In query profile reports, the numbers for BytesReadLocal, BytesReadShortCircuit, BytesReadDataNodeCached, and BytesReadRemoteUnexpected are blank because those metrics come from HDFS.

Restrictions on Impala Support for S3

Impala requires that the default filesystem for the cluster be HDFS. You cannot use S3 as the only filesystem in the cluster.

Currently, Impala cannot perform DML operations (INSERT, LOAD DATA, or CREATE TABLE AS SELECT) where the destination is a table or partition located on an S3 filesystem. This restriction is because S3 does not support file renaming, which Impala uses during DML operations.

Impala does not support the old s3:// block-based and s3n:// filesystem schemes, only s3a://.

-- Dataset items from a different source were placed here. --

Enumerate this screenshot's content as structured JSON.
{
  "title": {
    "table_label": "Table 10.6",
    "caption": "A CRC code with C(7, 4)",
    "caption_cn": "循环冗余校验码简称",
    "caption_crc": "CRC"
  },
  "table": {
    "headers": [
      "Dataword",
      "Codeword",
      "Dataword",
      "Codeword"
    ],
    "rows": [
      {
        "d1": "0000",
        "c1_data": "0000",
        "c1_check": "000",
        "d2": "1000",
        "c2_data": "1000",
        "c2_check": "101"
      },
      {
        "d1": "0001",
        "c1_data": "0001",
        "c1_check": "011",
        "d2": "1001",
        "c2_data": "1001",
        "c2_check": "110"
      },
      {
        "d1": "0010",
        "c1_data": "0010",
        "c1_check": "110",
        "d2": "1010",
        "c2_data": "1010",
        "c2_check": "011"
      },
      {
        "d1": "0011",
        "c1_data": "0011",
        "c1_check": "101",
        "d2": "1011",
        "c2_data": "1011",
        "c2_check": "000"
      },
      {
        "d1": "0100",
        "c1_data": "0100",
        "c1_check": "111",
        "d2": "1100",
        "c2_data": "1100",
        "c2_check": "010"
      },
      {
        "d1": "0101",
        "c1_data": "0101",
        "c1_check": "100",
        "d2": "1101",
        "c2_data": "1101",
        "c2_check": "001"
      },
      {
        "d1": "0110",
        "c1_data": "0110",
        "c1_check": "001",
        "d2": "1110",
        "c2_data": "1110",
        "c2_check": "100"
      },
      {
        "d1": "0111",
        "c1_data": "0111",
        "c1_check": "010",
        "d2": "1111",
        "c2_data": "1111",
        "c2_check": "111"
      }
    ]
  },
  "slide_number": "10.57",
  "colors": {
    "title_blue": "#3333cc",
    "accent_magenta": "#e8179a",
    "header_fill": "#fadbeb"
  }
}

Although S3 is often used to store JSON-formatted data, the current Impala support for S3 does not include directly querying JSON data. For Impala queries, use data files in one of the file formats listed in How Impala Works with Hadoop File Formats. If you have data in JSON format, you can prepare a flattened version of that data for querying by Impala as part of your ETL cycle.

You cannot use the ALTER TABLE ... SET CACHED statement for tables or partitions that are located in S3.